At first I read it as if she's upset that people aren't listening to her. They usually try to quell anxiety by saying no one cares about what you're saying, so why be nervous about it if no one's listening. If there were commas for the phrase "who really had no interest whatsoever in what you were saying" then that would take the emphasis away from them not caring. And that her real fear lies in just being in front of people regardless if they're listening or not.

I like how you brought up the whole Asians looking the same thing especially because they're in Ohio and in the 6th grade. Well, I don't really know the census information for Ohio, but 6th graders are immature.

I like your take on her parents being supportive. She's not lashing out at them. And I'm glad you've given her another confidant pre-Artie in her grandmother.

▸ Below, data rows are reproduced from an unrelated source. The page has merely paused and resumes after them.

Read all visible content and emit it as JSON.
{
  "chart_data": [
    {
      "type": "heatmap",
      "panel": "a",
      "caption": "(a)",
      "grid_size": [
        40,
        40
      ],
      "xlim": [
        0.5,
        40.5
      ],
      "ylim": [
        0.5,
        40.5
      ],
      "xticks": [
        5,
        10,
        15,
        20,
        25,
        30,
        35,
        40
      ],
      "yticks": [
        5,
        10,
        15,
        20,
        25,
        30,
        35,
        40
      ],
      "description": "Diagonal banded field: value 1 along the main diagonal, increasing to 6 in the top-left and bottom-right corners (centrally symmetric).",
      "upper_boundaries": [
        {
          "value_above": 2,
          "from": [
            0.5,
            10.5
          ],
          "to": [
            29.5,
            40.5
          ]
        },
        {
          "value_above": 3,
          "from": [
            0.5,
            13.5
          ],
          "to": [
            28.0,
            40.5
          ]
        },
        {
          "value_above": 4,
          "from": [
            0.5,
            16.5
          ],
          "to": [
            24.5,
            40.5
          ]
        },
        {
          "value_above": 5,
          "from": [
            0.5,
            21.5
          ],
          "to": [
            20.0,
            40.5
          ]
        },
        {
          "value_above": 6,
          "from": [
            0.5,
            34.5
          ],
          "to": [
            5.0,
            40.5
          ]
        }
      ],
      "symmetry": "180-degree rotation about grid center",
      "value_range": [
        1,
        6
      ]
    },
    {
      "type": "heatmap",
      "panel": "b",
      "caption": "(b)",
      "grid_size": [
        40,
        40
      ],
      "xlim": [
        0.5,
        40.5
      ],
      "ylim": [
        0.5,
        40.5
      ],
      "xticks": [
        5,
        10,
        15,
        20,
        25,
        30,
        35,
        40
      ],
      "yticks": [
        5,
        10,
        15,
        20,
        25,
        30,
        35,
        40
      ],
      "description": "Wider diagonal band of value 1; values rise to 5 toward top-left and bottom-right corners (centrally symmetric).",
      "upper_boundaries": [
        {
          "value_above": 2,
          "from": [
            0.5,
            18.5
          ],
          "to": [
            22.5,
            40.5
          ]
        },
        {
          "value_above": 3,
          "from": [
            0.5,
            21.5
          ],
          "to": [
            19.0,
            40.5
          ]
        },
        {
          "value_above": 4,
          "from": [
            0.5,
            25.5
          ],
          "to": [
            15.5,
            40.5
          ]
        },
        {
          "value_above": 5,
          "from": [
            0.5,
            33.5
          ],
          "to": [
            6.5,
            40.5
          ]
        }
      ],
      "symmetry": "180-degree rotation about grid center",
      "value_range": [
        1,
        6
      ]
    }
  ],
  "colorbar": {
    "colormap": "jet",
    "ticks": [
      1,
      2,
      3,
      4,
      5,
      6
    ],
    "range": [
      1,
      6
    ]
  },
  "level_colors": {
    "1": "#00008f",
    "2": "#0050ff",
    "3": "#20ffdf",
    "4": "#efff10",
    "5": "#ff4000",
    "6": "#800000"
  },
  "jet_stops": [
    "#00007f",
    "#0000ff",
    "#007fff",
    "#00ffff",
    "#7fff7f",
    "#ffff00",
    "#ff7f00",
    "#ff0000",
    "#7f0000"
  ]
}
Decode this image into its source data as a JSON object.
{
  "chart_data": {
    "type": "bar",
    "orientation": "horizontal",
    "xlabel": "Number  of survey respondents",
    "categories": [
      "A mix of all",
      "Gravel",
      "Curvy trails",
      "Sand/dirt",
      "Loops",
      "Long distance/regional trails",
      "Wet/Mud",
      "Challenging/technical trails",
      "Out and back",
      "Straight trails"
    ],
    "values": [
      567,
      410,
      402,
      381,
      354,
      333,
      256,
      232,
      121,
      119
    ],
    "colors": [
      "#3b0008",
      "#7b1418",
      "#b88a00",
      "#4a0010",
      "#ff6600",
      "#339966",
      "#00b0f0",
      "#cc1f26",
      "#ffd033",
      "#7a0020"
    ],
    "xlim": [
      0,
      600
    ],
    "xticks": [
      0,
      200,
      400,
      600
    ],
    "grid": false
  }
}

You've also written her as a believable eleven year old.
Euphro 1/29/10 . chapter 1
I really enjoyed reading this, and I like the insight you have about Tina's family life, history, and personality. It all sort of merges together into a series of events that lead us to Glee!time Tina. I love your writing style too; it flows quickly while covering a lot of little pieces of information. Lovely job and thank you for sharing :D
gigundoly 1/29/10 . chapter 1
I thought Tina's stutter sounded pretty phony anyway. Doesn't take a speech therapist to know that. Mainly, I think it was the way she often stuttered in the middle of words or utterances instead of the beginning, which is what you would expect. (By the way, I'm an SLP, or speech therapist, so you've struck my fancy with this!) I disliked Tina's teacher for assuming she was Japanese (dumb teacher) and her classmate for that all Asians look alike comment! How rude! Anyway, nice job with this.
Lady Chronic 1/29/10 . chapter 1
Tina's dad the science fiction writer ftw! I like how kind her parents and grandma are. Just because your parents don't understand you doesn't mean they're orgres, right?